Tuesday, May 3, 2011
Fever, 1793 by Laurie Halse Anderson
Mattie lives with her mother and grandfather in Philadelphia in 1793. Together they run a coffeehouse while Mattie's mother tries to find a suitable husband for her daughter. But life changes for Mattie when many people in Philadelphia, including her mother, become sick with yellow fever. Mattie's mother decides to send her to the country to live with friends but they are stopped on the way there by men worried about the fever spreading to their town and Mattie and her grandfather are abandoned by the side of the road. After narrowly recovering from the fever herself Mattie finally makes it back to Philadelphia only to find that the city has changed and her mother has disappeared. Stores, including her coffeehouse, have been looted and farmers won't come into town to sell food for fear of catching the fever themselves. With no word of whether her mother is alive or not and no sign of the fever breaking anytime soon, Mattie sets to work helping others in whatever way she can.

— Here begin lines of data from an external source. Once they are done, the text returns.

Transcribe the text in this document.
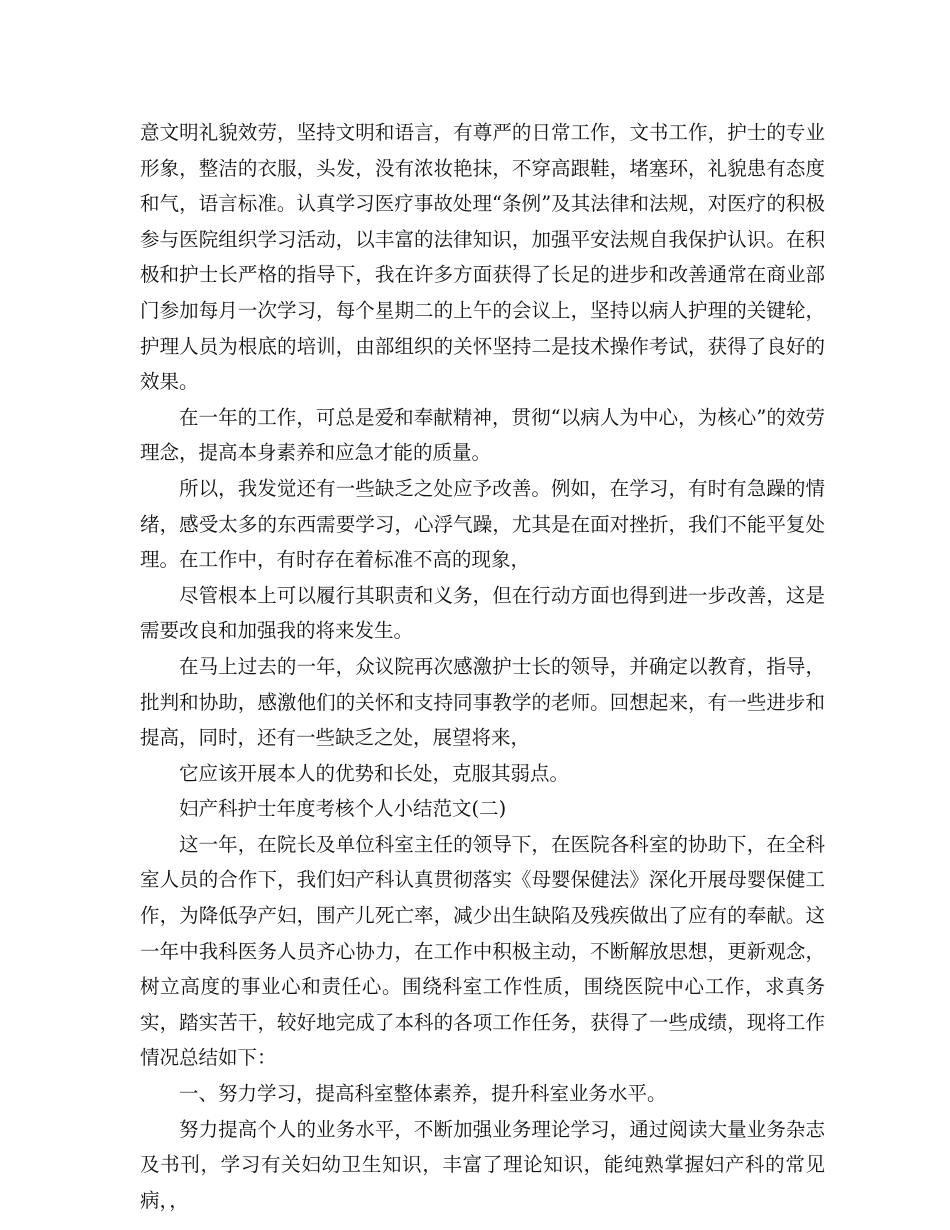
意文明礼貌效劳，坚持文明和语言，有尊严的日常工作，文书工作，护士的专业形象，整洁的衣服，头发，没有浓妆艳抹，不穿高跟鞋，堵塞环，礼貌患有态度和气，语言标准。认真学习医疗事故处理“条例”及其法律和法规，对医疗的积极参与医院组织学习活动，以丰富的法律知识，加强平安法规自我保护认识。在积极和护士长严格的指导下，我在许多方面获得了长足的进步和改善通常在商业部门参加每月一次学习，每个星期二的上午的会议上，坚持以病人护理的关键轮，护理人员为根底的培训，由部组织的关怀坚持二是技术操作考试，获得了良好的效果。

在一年的工作，可总是爱和奉献精神，贯彻“以病人为中心，为核心”的效劳理念，提高本身素养和应急才能的质量。

所以，我发觉还有一些缺乏之处应予改善。例如，在学习，有时有急躁的情绪，感受太多的东西需要学习，心浮气躁，尤其是在面对挫折，我们不能平复处理。在工作中，有时存在着标准不高的现象，

尽管根本上可以履行其职责和义务，但在行动方面也得到进一步改善，这是需要改良和加强我的将来发生。

在马上过去的一年，众议院再次感激护士长的领导，并确定以教育，指导，批判和协助，感激他们的关怀和支持同事教学的老师。回想起来，有一些进步和提高，同时，还有一些缺乏之处，展望将来，

它应该开展本人的优势和长处，克服其弱点。

妇产科护士年度考核个人小结范文(二)

这一年，在院长及单位科室主任的领导下，在医院各科室的协助下，在全科室人员的合作下，我们妇产科认真贯彻落实《母婴保健法》深化开展母婴保健工作，为降低孕产妇，围产儿死亡率，减少出生缺陷及残疾做出了应有的奉献。这一年中我科医务人员齐心协力，在工作中积极主动，不断解放思想，更新观念，树立高度的事业心和责任心。围绕科室工作性质，围绕医院中心工作，求真务实，踏实苦干，较好地完成了本科的各项工作任务，获得了一些成绩，现将工作情况总结如下：

一、努力学习，提高科室整体素养，提升科室业务水平。

努力提高个人的业务水平，不断加强业务理论学习，通过阅读大量业务杂志及书刊，学习有关妇幼卫生知识，丰富了理论知识，能纯熟掌握妇产科的常见病，，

This book is based on the true events of the yellow fever outbreak in Philadelphia. At that time people didn't know what caused yellow fever and even treatment was unsure with some doctors recommending daily bloodletting to cure their patients. When the epidemic began the city had 40,000 residents. By the time the first frost came and killed the mosquitoes that were spreading the fever over 5,000 people had died.